Hinzu kommt die Europäische Unternehmens-Wallet: eine digitale Identitätslösung für Firmen, mit der sich Dokumente über alle 27 Mitgliedstaaten hinweg signieren und austauschen lassen. Die Kommission kalkuliert mit Einsparungen von bis zu 150 Milliarden Euro pro Jahr durch reibungsloseren grenzüberschreitenden Handel.

Wo das Geld hinfließt: 1,3 Milliarden für die digitale Aufrüstung

Während die neuen Regeln auf Effizienz setzen, pumpt die EU parallel massives Kapital in den Aufbau technischer Kapazitäten. Das 1,3-Milliarden-Euro-Investitionsprogramm des Digital Europe Programme (2025-2027) wurde im ersten Quartal 2025 finalisiert und läuft bereits.

Diese Mittel sind das Fundament der neuen Regulierungsphilosophie – sie liefern die Infrastruktur für Compliance und Innovation. Die wichtigsten Posten:

  • Cyber-Resilienz: Ein Großteil fließt in die EU-Cybersicherheitsreserve – eine Schnelleingreiftruppe zum Schutz kritischer Infrastruktur wie Krankenhäuser, Stromnetze und Unterseekabel vor Großangriffen.
  • KI-Fabriken: Förderung der „AI Factories”-Initiative, die Start-ups und mittelständischen Unternehmen Zugang zu Supercomputern für das Training generativer KI-Modelle verschafft.
  • Digitale Kompetenzen: Investitionen in fortgeschrittene Weiterbildung, damit europäische Arbeitskräfte mit neuen Technologien Schritt halten können.
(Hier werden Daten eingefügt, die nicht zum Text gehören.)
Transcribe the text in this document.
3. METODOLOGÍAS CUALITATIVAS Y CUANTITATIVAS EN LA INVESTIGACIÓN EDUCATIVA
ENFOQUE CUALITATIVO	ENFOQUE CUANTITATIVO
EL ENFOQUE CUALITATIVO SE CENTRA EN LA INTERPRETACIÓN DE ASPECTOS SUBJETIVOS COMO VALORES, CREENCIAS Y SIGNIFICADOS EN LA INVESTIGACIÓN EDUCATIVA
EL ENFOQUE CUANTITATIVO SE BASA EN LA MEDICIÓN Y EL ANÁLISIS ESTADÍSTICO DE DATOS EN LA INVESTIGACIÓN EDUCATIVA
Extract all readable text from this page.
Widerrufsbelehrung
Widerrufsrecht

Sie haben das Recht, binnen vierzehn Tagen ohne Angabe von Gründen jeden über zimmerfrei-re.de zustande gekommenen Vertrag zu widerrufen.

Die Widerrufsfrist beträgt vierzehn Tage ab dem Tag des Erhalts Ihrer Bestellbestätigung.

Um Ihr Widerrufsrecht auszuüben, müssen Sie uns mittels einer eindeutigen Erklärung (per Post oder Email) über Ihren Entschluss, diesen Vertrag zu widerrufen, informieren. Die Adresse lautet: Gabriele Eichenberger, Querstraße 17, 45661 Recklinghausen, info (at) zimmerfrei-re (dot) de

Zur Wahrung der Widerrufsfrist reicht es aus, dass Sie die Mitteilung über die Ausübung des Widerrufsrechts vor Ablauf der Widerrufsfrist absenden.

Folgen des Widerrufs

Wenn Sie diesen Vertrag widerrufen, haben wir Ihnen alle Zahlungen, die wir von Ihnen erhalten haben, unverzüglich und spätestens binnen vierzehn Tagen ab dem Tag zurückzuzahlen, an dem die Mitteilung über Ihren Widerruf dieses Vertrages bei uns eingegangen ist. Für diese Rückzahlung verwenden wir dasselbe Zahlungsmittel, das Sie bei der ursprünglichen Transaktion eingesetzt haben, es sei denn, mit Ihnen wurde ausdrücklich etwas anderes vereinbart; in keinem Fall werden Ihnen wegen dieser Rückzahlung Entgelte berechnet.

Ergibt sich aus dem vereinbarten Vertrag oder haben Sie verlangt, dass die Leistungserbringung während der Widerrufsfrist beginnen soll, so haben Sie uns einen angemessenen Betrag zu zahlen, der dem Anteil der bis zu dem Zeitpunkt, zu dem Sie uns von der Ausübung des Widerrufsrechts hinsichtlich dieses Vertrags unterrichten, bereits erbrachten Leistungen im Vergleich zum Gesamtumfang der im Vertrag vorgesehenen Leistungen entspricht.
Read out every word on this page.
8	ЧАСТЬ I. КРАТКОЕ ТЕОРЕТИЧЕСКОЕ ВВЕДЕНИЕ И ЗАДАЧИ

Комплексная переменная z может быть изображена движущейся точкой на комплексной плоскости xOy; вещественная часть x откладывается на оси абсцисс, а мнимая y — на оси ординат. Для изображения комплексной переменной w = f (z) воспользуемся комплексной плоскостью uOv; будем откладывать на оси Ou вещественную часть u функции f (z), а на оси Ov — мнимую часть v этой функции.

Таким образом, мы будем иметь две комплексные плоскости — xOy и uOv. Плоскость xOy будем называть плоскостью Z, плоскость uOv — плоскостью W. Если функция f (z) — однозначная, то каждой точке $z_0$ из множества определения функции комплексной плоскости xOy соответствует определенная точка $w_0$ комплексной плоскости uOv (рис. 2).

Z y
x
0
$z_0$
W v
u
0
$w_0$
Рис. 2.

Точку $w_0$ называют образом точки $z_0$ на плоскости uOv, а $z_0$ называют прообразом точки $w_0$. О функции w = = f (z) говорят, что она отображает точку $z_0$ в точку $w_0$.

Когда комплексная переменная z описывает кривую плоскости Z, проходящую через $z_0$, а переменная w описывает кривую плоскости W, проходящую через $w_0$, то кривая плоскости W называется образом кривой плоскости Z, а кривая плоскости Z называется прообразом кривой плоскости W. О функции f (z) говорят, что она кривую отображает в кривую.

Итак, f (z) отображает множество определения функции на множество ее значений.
Die Strategie dahinter? Zuckerbrot und Peitsche: Die Spielregeln vereinfachen – und gleichzeitig die Autobahn ausbauen.

KI-Verordnung: Brüssel gibt Start-ups mehr Zeit

In einem Zugeständnis an die Tech-Branche schlägt das Digital Omnibus auch eine pragmatische Anpassung der EU-KI-Verordnung vor. Die Kommission will die Anwendung der Regeln für „Hochrisiko-KI-Systeme” um rund 16 Monate verschieben.

Der neue Zeitplan koppelt Compliance-Pflichten an die Verfügbarkeit harmonisierter technischer Standards. Unternehmen müssen komplexe Sicherheitsanforderungen erst erfüllen, wenn die nötigen Leitfäden und Werkzeuge tatsächlich existieren.

„Effiziente Umsetzung des KI-Gesetzes ist entscheidend für Sicherheit und Grundrechte”, heißt es in der Begründung der Kommission. „Aber sie braucht klare Anleitungen. Firmen müssen die Regeln erst anwenden, wenn die Standards stehen.”

Wie reagiert die Industrie?

Die Ankündigung löst „vorsichtigen Optimismus” aus. Die Computer and Communications Industry Association (CCIA), die große Tech-Konzerne vertritt, begrüßt den Abbau überlappender Meldepflichten.

Stéphan André, Rechtsexperte beim belgischen Cybersicherheitszentrum, nennt die zentrale Meldestelle einen „positiven Schritt” – knüpft dies aber an die technische Umsetzung der Plattform.

Doch es gibt auch kritische Stimmen: Datenschutzaktivisten wie NOYB (Europäisches Zentrum für digitale Rechte) befürchten, dass „Vereinfachung” zur Aufweichung der DSGVO führen könnte – besonders beim Einsatz personenbezogener Daten für KI-Training. Die Kommission betont, die Änderungen klärten Regeln, ohne Schutzstandards zu senken.

Was kommt als Nächstes?

Das Digital Omnibus wandert nun ins Europäische Parlament und den Rat der EU zur Debatte. Angesichts des Fokus auf wirtschaftliche Wettbewerbsfähigkeit rechnen Analysten mit einem Fast-Track-Verfahren – mögliche Verabschiedung bis Mitte 2026.

Parallel laufen Ausschreibungen unter dem 1,3-Milliarden-Arbeitsprogramm weiter. Die nächste Förderrunde soll noch dieses Jahr vergeben werden. Während Europa dem Druck aus den USA und China ausgesetzt ist, markiert diese Woche einen Strategiewechsel in Brüssel: Weg von der Phase harter Regulierung, hin zu Umsetzung, Vereinfachung und strategischer Investition.